Ses meilleurs instruments datent de la période vers 1735. Il subsiste aujourd'hui une soixantaine de ses instruments.
Caractéristiques notables des instruments
Les violons de Guarneri del Gesù sont caractérisés par des formats plus petits, de 35 à 35,5 cm de longueur, recouverts de vernis magnifiques. Son art semble avoir été fortement influencé par l'école brescienne, et son travail combine le meilleur de la tradition de Crémone avec des « C » étirés et des ouïes exagérés dans le style de Maggini et de Gasparo da Salò (1542-1609).
Valeur des instruments
Les violons de Guarneri del Gesù comptent parmi les instruments les plus recherchés au monde.

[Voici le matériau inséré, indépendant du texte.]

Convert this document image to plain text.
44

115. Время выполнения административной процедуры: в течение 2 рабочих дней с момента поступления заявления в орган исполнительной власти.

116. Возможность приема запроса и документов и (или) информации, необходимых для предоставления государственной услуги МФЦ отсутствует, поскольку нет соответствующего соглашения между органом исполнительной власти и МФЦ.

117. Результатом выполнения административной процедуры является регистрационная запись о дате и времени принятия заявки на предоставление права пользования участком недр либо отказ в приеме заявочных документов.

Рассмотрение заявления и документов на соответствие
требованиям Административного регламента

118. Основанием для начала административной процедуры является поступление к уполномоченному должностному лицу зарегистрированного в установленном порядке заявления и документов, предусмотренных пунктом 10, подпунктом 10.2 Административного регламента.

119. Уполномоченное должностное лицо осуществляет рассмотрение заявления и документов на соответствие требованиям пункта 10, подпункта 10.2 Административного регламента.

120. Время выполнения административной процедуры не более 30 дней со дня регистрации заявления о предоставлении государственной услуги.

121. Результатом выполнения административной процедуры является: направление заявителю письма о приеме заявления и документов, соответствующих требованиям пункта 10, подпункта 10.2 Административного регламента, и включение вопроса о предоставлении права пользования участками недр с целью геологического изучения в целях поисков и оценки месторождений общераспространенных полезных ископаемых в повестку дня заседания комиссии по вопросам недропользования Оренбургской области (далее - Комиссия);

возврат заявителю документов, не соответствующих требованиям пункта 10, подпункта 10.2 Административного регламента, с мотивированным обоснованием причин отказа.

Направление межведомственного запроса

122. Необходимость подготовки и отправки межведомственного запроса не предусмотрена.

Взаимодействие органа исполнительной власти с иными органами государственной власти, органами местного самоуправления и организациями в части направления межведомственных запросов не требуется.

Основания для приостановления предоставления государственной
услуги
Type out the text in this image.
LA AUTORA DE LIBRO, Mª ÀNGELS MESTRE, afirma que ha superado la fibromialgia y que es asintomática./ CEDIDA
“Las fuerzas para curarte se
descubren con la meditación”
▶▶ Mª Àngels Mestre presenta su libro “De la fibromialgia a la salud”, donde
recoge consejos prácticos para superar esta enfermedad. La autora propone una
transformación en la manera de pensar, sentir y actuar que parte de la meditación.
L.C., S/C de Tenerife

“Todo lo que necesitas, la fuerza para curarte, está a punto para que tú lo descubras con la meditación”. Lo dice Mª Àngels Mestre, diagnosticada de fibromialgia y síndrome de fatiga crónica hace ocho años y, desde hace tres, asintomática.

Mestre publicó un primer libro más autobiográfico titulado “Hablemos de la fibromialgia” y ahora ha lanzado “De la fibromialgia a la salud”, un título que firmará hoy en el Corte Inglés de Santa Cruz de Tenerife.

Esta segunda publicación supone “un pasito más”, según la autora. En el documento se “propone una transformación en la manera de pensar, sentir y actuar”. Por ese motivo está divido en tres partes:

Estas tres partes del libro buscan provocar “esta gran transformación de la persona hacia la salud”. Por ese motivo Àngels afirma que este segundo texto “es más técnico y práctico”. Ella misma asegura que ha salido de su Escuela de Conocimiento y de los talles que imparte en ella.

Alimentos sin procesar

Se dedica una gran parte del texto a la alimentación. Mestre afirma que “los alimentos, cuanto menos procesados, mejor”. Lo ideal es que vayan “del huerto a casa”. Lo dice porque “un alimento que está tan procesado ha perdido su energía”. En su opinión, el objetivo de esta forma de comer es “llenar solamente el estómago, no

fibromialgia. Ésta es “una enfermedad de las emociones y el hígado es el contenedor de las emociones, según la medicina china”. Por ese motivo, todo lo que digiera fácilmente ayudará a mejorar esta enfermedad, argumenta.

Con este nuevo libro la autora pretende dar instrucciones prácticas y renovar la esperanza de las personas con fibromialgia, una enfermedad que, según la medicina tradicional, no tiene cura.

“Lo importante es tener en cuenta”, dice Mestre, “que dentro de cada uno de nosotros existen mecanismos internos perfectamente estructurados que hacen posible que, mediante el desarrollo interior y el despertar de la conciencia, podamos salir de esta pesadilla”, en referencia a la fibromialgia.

En 2009 le violon « Kochánski » a été vendu 10 millions de dollars, en 2013 le « Vieuxtemps » a été vendu 18 millions de dollars[2], dépassant de ce fait le record tenu par la vente du Stradivarius de 1721 Lady Blunt[3].
Instruments notables
Le violon Il Cannone est l'un des Guarneri del Gesù les plus connus après avoir été l'instrument préféré du virtuose italien Niccolò Paganini[4].
Solistes notables
Beaucoup de grands violonistes jouaient et jouent ses instruments, parmi eux Salvatore Accardo, Chung Kyung-wha, Eugene Fodor, Joseph Joachim, Henning Kraggerud, Fritz Kreisler, Gidon Kremer, Robert McDuffie (en), Anne Akiko Meyers, Midori Gotō, Elmar Oliveira (en), Ruth Palmer (en), Itzhak Perlman, Rachel Barton Pine (en), Maud Powell, Charlie Siem, Marie Soldat-Röger, Henryk Szeryng, Richard Tognetti, Uto Ughi, Henri Vieuxtemps, Aaron Rosand, Eugène Ysaÿe, Zvi Zeitlin, Susanne Hou (en), Niccolò Paganini, Jascha Heifetz, Isaac Stern, Leonid Kogan, Yehudi Menuhin, Michael Rabin, David Nadien, Tibor Varga, Pinchas Zukerman, Leila Josefowicz, Arthur Grumiaux, Sarah Chang, Nigel Kennedy, Vadim Repine, Renaud Capuçon, Alexandre Da Costa, Augustin Dumay, Augustin Hadelich et Stella Chen.
Notes et références
Références
- Hill, William Henry, 1857-1927. et Hill, Alfred Ebsworth, 1862-1940., The violin-makers of the Guarneri family, 1626-1762, Dover Publications, , 173 p. (ISBN 978-0-486-26061-7, OCLC 19589959, lire en ligne)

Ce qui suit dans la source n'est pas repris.